To Professor Karsh there is no need to present the Palestinian point of view, because to him the Palestinian point of view is not valid. Yet there is no evidence from his research that he ever tried to assess it, and he excoriates those historians (like Ilan PapĂ©, Shlomo Sand and others) who have. “It is indeed a historical irony that, since the late 1980’s, much of the Palestinian historiography has been written by Israeli ‘new historians’ … younger, politically engaged academics and journalists who claim to have discovered archival evidence substantiating the anti-Israeli case. These politicized historians have turned the saga of Israel’s birth upside down, with aggressors transformed into hapless victims and vice versa” (page 4). He goes on to claim that these “new historians”, instead of unearthing “new facts or offer[ing] new novel interpretations”, they have “recycled the standard Palestinian Arab narrative of the conflict” (page 5). His evidence? A Survey of Palestine. Prepared in December 1945 and January 1946 for the Information of the Anglo-American Committee of Enquiry (repr. 199) in full with permission from Her Majesty’s Stationery Office by the Institute for Palestine Studies, Washington, D.C), Vol. 2, pp 570-80; the Peel Commission Report, p. 91; and Aharon Cohen: Israel and the Arab World (London: W. H. Allen, 1970), p. 228. No mention of the sources they have used, no questioning of same, just dismissal of them as “politicized historians” who, being “politicized” are biased whereas he, somehow, is not.
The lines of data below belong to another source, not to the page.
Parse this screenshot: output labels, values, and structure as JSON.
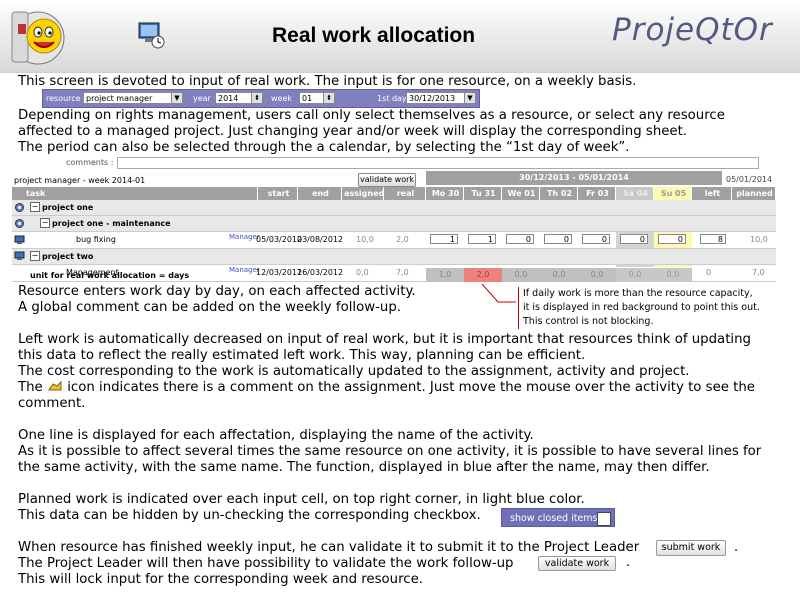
{
  "header": {
    "title": "Real work allocation",
    "brand": "ProjeQtOr"
  },
  "text": {
    "p1": "This screen is devoted to input of real work. The input is for one resource, on a weekly basis.",
    "p2a": "Depending on rights management, users call only select themselves as a resource, or select any resource",
    "p2b": "affected to a managed project. Just changing year and/or week will display the corresponding sheet.",
    "p2c": "The period can also be selected through the a calendar, by selecting the “1st day of week”.",
    "p3a": "Resource enters work day by day, on each affected activity.",
    "p3b": "A global comment can be added on the weekly follow-up.",
    "p4a": "Left work is automatically decreased on input of real work, but it is important that resources think of updating",
    "p4b": "this data to reflect the really estimated left work. This way, planning can be efficient.",
    "p4c": "The cost corresponding to the work is automatically updated to the assignment, activity and project.",
    "p4d_pre": "The",
    "p4d_post": "icon indicates there is a comment on the assignment. Just move the mouse over the activity to see the",
    "p4e": "comment.",
    "p5a": "One line is displayed for each affectation, displaying the name of the activity.",
    "p5b": "As it is possible to affect several times the same resource on one activity, it is possible to have several lines for",
    "p5c": "the same activity, with the same name. The function, displayed in blue after the name, may then differ.",
    "p6a": "Planned work is indicated over each input cell, on top right corner, in light blue color.",
    "p6b": "This data can be hidden by un-checking the corresponding checkbox.",
    "p7a": "When resource has finished weekly input, he can validate it to submit it to the Project Leader",
    "p7b": "The Project Leader will then have possibility to validate the work follow-up",
    "p7c": "This will lock input for the corresponding week and resource."
  },
  "selector": {
    "resource_label": "resource",
    "resource_value": "project manager",
    "year_label": "year",
    "year_value": "2014",
    "week_label": "week",
    "week_value": "01",
    "firstday_label": "1st day",
    "firstday_value": "30/12/2013"
  },
  "grid": {
    "comments_label": "comments :",
    "sheet_title": "project manager - week 2014-01",
    "validate_label": "validate work",
    "week_range": "30/12/2013 - 05/01/2014",
    "week_end_date": "05/01/2014",
    "columns": [
      "task",
      "start",
      "end",
      "assigned",
      "real",
      "Mo 30",
      "Tu 31",
      "We 01",
      "Th 02",
      "Fr 03",
      "Sa 04",
      "Su 05",
      "left",
      "planned"
    ],
    "rows": {
      "r1": "project one",
      "r2": "project one - maintenance",
      "r3_name": "bug fixing",
      "r3_func": "Manager",
      "r3_start": "05/03/2012",
      "r3_end": "03/08/2012",
      "r3_assigned": "10,0",
      "r3_real": "2,0",
      "r3_cells": [
        "1",
        "1",
        "0",
        "0",
        "0",
        "0",
        "0"
      ],
      "r3_left": "8",
      "r3_planned": "10,0",
      "r4": "project two",
      "r5_name": "Management",
      "r5_func": "Manager",
      "r5_start": "12/03/2012",
      "r5_end": "16/03/2012",
      "r5_assigned": "0,0",
      "r5_real": "7,0",
      "r5_cells": [
        "0",
        "0",
        "0",
        "0",
        "0",
        "0",
        "0"
      ],
      "r5_left": "0",
      "r5_planned": "7,0"
    },
    "unit_label": "unit for real work allocation = days",
    "totals": [
      "1,0",
      "2,0",
      "0,0",
      "0,0",
      "0,0",
      "0,0",
      "0,0"
    ]
  },
  "note": {
    "l1": "If daily work is more than the resource capacity,",
    "l2": "it is displayed in red background to point this out.",
    "l3": "This control is not blocking."
  },
  "buttons": {
    "show_closed": "show closed items",
    "submit_work": "submit work",
    "validate_work": "validate work"
  },
  "colors": {
    "accent": "#8080c0",
    "header_gray": "#a0a0a0",
    "weekend": "#c8c8c8",
    "today": "#fff8b0",
    "over_capacity": "#f08080",
    "brand": "#555a80"
  }
}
From the simple exercise of reading the modern history of this region, the following things have occurred to me, but not to Professor Karsh:  that large numbers of new, mostly European immigrants would have seemed invasive to Palestine’s indigenous population … that the Balfour Declaration of 1917 and the UN’s declaration in 1947 to create a Jewish State in Mandated Palestine would have caused alarm bells to go off in the Middle East … that it is normal to expect that Palestine’s Arabs and their supporters would have fought against what they viewed as another in a long line of European colonialist adventures … that the continued expansion of illegal Jewish settlements in the Occupied Territories and Arab East Jerusalem is a problem … and that Israel’s Arab citizens are treated as second class citizens. All of these things are extensively documented, but not by Professor Karsh. Does this represent “meticulous, even exhaustive scholarship”? I don’t think so.

Is the book worth reading? Oh, definitely. His disrespect for Palestine’s Arabs is as crystal clear as his pro-Israeli bias. It is so clear that it is propaganda: stern, dismissive of other points of view, and very much interested in convincing its readers that what it presents is the truth, the whole truth, and nothing but the truth. But it isn't. Even the title, Palestine Betrayed gets it wrong.

To have peace in the Middle East or anywhere else, one must quit propagandizing and engage in peacemaking. Propaganda perpetuates conflict and suffering because, being dismissive, it refuses to listen to points of view other than its own. And that is as sad as it is troubling.

Professor Karsh has an undergraduate degree in Arabic and Modern Middle East History from Hebrew University (Jerusalem), and an MA and PhD in International Relations from Tel Aviv University (Tel Aviv). He is currently Professor and Head of the Middle East and Mediterranean Studies Programme, King’s College, London.